Principle:Haosulab ManiSkill Sim2Real Policy Training
| Field | Value |
|---|---|
| Principle Name | Sim2Real Policy Training |
| Domain | Sim2Real |
| Overview | Training RL/IL policies on digital twin environments with domain randomization for real deployment |
| Date | 2026-02-15 |
| Repository | Haosulab/ManiSkill |
Overview
The Sim2Real Policy Training principle describes how ManiSkill combines digital twin environments with domain randomization to train policies in simulation that can be deployed directly on real robots. Rather than introducing a new training algorithm, this principle composes existing training workflows (PPO for reinforcement learning, behavioral cloning, Diffusion Policy for imitation learning) with simulation environments specifically designed for real-world transfer.
Description
The sim2real policy training workflow follows a three-stage pipeline:
Stage 1: Digital Twin Environment Setup
A digital twin environment is created that replicates the real-world workspace (see Principle:Haosulab_ManiSkill_Digital_Twin_Construction). This environment includes:
- Accurate robot model (URDF matching the physical robot)
- Workspace geometry (table, fixtures, backgrounds via greenscreening)
- Camera placement matching the real camera setup
- Task-specific objects with approximate physical properties
ManiSkill provides ready-made digital twin environments such as GraspCubeSO100Digital-v1 for the SO-100 robot arm.
Stage 2: Domain Randomization During Training
During training episodes, the environment randomizes parameters (see Principle:Haosulab_ManiSkill_Domain_Randomization) to broaden the training distribution:
- Camera poses within a plausible region around the nominal position
- Lighting conditions (direction, intensity)
- Object initial poses and orientations
- Visual properties (textures, colors)
This randomization is applied at each episode reset, ensuring the policy sees diverse conditions during training.
Stage 3: Policy Training with Standard Algorithms
The randomized digital twin environment is then used with standard training pipelines:
- RL training with PPO: The environment is vectorized across GPU-parallel instances and trained with Proximal Policy Optimization, using visual observations (RGB images from the camera) as input.
- Imitation learning with BC/Diffusion Policy: Demonstrations are collected (either via motion planning or teleoperation) in the digital twin environment, and policies are trained via behavioral cloning or more sophisticated methods like Diffusion Policy.

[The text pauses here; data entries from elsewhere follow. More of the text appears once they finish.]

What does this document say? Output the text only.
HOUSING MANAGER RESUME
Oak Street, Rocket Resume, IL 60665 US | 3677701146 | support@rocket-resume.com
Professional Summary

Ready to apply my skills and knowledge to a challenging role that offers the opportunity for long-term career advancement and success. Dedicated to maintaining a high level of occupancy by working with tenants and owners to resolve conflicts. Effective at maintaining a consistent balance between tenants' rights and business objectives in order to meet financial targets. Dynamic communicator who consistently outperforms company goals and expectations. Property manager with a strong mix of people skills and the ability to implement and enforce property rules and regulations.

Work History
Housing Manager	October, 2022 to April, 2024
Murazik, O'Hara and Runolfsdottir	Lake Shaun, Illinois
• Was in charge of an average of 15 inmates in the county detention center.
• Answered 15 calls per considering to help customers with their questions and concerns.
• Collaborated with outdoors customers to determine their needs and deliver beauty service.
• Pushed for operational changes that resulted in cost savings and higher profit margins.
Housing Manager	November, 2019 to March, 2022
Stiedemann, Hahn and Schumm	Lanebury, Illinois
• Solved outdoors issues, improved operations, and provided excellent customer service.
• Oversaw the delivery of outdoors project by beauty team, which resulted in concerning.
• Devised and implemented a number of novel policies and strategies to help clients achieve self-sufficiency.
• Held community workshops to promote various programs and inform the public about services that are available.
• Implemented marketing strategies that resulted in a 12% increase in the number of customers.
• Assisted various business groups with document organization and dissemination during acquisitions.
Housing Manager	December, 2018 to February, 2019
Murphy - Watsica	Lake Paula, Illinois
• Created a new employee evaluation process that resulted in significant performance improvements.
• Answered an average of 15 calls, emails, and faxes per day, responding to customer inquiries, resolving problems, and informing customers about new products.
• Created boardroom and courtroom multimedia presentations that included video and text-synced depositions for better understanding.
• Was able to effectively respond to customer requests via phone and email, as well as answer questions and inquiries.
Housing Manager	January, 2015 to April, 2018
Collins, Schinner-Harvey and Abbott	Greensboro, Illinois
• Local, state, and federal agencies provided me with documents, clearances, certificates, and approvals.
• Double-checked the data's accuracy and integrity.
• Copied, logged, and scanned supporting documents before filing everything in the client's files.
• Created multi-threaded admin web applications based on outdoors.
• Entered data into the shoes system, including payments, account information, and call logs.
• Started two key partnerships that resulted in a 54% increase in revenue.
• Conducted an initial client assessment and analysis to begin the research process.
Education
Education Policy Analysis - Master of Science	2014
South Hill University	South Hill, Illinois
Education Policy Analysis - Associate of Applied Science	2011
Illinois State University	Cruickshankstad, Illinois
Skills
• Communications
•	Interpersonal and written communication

The key difference from standard training is that the environment ID is a digital twin variant (e.g., GraspCubeSO100Digital-v1 instead of PickCube-v1), and the observation mode includes visual data (rgb) that will be available from the real camera.
Usage
import gymnasium as gym
# Create a digital twin environment for sim2real training
env = gym.make(
"GraspCubeSO100Digital-v1",
obs_mode="rgb",
control_mode="pd_joint_pos",
num_envs=256,
sim_backend="gpu",
)
# Apply standard training wrappers and train with PPO, BC, etc.
Theoretical Basis
- Sim-to-real transfer: Training in simulation and deploying on real hardware is a well-established paradigm in robotics. The primary challenges are the reality gap (differences between simulation and real physics/visuals) and distribution shift (the policy encountering states not seen during training).
- Visual policy learning: Policies that operate directly on camera images (rather than privileged state information) are necessary for real-world deployment where ground-truth object poses are unavailable. Digital twin environments ensure the visual observations approximate real camera feeds.
- Domain adaptation via randomization: Rather than explicitly adapting the policy or the simulation to match reality (which requires real-world data), domain randomization makes the policy robust to a range of conditions that includes reality. This is sometimes called zero-shot sim-to-real transfer because no real-world fine-tuning is needed.
- Composability: A key design principle is that sim2real training does not require a new training algorithm. Instead, it composes existing algorithms (PPO, BC, Diffusion Policy) with a sim2real-aware environment, keeping the training pipeline modular and maintainable.